Not that long ago, most genealogy work involved a boots-on-the-ground approach. Either the researcher visited repositories and cemeteries in person, or he located someone to do the searching on his behalf. When information began to become available electronically, we often speculated on how long it would take for resources to be digitized. We did not think that day, they day we could sit home in our pajamas doing our research, would come during our lifetimes.

Yet more and more often, we can do so much in just that way. We can use free databases like those at Family Search, the Library of Congress, the Government Land Office, or the Norwegian digital archives all from home at no charge. We can also subscribe to many others. These tools provide information for our ancestors ranging from vital records and newspaper accounts to land transactions.

If a genealogist does not have the means to subscribe to everything he needs to do a complete research project, help exists. Local libraries often subscribe to databases such as Ancestry.com for their patrons. Family History centers offer a lot of electronic genealogy resources, too.

This week our local Highlands Ranch Genealogical Society met once again at our Family History Center for a workshop. Last month we had gathered there to learn about their newspaper databases. This time, we looked at the Fold 3 database for military records. We will go there again next month to look at some international options.

The center encouraged all of us to come back and use their computers to do our research in all databases they have available. No need to spend the money for subscriptions to these sources unless you want to.
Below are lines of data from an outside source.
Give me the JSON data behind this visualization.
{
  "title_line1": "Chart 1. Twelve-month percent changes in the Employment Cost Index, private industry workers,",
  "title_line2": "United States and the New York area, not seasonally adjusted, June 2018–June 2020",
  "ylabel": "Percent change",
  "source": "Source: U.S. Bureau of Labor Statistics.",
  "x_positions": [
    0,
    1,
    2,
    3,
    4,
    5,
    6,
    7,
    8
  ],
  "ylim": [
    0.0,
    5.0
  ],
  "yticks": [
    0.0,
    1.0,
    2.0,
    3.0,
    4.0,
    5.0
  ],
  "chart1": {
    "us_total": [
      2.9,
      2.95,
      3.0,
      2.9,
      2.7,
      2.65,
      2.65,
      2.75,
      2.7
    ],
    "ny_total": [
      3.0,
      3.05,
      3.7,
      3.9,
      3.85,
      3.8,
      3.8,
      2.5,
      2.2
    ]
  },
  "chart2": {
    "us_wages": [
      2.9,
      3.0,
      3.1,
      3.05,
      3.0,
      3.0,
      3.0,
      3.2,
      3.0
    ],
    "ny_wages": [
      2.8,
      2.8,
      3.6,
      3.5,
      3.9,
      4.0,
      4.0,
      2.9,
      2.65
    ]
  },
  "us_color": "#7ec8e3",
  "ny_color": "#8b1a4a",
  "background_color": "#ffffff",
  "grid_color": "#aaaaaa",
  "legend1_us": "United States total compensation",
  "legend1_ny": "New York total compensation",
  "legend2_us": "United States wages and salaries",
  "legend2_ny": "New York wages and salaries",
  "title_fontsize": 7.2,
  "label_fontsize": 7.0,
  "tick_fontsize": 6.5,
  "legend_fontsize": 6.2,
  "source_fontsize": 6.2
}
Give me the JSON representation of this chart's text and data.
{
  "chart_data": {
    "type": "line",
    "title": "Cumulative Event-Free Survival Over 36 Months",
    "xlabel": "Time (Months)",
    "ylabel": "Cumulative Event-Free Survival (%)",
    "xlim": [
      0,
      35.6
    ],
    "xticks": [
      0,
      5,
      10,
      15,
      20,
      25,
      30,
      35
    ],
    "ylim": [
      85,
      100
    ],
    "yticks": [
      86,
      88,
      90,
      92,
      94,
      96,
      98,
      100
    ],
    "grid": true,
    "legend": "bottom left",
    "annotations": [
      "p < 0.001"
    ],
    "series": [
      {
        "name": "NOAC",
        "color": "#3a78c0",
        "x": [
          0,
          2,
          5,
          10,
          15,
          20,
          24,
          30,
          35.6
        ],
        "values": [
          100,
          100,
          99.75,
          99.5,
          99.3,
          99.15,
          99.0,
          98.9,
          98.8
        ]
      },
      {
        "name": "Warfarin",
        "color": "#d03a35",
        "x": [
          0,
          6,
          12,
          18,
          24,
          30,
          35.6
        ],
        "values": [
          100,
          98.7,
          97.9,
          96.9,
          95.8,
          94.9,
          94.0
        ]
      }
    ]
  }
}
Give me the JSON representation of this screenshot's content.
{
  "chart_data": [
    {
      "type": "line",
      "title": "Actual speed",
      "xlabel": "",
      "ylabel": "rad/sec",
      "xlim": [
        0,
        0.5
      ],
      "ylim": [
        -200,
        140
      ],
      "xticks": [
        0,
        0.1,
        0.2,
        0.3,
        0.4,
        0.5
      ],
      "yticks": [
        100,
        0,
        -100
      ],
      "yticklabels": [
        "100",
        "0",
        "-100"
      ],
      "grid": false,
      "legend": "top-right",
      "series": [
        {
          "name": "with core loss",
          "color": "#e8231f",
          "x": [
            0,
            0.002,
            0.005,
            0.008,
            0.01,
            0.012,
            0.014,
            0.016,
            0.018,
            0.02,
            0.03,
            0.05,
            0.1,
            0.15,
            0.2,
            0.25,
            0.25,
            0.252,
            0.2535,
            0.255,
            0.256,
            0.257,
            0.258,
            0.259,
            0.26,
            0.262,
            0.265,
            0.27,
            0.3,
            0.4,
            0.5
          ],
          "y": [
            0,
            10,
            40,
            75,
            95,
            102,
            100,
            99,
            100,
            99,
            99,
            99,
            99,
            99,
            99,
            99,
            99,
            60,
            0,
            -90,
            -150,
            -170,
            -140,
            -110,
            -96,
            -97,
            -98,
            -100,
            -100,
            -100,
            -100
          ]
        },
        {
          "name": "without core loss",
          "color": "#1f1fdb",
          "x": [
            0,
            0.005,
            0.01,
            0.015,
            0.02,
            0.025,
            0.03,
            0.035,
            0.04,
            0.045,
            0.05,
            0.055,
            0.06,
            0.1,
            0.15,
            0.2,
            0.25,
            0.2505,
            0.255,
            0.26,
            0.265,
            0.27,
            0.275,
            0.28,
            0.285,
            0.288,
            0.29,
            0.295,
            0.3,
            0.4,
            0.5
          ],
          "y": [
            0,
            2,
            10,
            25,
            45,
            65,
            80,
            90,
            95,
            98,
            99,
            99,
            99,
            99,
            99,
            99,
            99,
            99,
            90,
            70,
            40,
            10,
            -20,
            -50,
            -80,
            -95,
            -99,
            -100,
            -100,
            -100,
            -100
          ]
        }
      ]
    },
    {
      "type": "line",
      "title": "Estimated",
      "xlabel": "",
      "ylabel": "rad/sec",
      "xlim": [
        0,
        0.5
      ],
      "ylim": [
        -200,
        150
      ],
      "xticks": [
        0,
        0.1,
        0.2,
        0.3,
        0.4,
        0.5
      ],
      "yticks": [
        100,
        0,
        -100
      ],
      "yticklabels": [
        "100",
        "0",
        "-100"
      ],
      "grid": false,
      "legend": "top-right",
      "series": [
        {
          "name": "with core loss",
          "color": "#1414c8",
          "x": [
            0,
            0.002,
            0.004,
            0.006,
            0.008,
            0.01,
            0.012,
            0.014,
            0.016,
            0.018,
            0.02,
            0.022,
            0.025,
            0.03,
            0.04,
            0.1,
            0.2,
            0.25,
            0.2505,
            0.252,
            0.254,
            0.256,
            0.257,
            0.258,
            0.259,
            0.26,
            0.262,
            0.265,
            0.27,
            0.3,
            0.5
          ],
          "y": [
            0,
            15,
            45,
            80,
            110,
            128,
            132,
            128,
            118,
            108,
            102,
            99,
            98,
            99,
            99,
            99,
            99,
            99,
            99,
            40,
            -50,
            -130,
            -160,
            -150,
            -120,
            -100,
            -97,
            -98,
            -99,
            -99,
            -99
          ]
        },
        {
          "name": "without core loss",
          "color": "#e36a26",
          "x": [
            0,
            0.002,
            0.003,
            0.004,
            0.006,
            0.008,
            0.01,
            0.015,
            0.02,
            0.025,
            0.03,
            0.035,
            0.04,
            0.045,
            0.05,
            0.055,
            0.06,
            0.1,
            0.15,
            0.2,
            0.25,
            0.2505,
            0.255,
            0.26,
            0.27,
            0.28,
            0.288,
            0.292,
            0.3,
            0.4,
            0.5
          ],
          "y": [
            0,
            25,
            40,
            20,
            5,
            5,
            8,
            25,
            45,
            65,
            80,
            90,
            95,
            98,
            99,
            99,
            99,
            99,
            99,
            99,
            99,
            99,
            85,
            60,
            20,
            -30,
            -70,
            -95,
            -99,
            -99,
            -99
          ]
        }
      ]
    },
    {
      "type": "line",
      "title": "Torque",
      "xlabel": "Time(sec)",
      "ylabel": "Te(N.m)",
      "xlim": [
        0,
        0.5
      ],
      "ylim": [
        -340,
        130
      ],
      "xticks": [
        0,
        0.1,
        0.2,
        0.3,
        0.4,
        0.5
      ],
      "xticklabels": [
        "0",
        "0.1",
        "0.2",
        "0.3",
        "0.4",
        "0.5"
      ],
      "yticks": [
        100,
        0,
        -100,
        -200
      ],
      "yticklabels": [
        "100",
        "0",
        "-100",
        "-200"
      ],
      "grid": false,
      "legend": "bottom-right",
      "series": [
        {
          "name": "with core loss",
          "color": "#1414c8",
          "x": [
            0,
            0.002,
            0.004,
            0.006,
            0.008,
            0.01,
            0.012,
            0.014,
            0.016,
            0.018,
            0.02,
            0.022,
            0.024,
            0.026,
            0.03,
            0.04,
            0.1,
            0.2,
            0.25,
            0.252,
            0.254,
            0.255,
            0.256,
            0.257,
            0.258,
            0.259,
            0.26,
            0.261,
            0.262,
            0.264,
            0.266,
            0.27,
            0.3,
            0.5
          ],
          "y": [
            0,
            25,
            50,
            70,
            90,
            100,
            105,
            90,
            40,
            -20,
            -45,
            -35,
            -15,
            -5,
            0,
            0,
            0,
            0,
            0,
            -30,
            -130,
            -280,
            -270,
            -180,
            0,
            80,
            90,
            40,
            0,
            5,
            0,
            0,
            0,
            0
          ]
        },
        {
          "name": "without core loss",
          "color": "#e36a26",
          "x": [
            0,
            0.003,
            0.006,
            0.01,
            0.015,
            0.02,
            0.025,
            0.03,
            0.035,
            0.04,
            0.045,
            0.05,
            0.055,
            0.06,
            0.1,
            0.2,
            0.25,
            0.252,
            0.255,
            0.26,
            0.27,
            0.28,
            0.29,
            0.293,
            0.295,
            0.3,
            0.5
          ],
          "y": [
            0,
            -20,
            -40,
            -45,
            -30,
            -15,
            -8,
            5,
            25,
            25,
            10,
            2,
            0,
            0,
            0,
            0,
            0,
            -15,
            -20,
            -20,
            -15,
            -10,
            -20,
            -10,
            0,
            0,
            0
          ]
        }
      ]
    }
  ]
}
Of course, having the option to do unlimited research from home late at night remains the ideal. Paying for subscriptions offers us the option to do just that for so much of the information we need. I personally pay for a couple of databases that I use regularly. For the rest, I am glad to have the option to visit the Family History Center.

Even at that, not everything can be found online yet. Just last summer, I felt the urge to take one of those old-fashioned genealogy road trips. There, in a hot courthouse attic in McCook, I found Nebraska school records for my grandmother’s brother. These have not been digitized, and there are no plans to do so. Many other interesting records around the country are tucked away in a similar fashion.

Perhaps we were right when I was a young genealogist. Not everything will be digitized in my lifetime.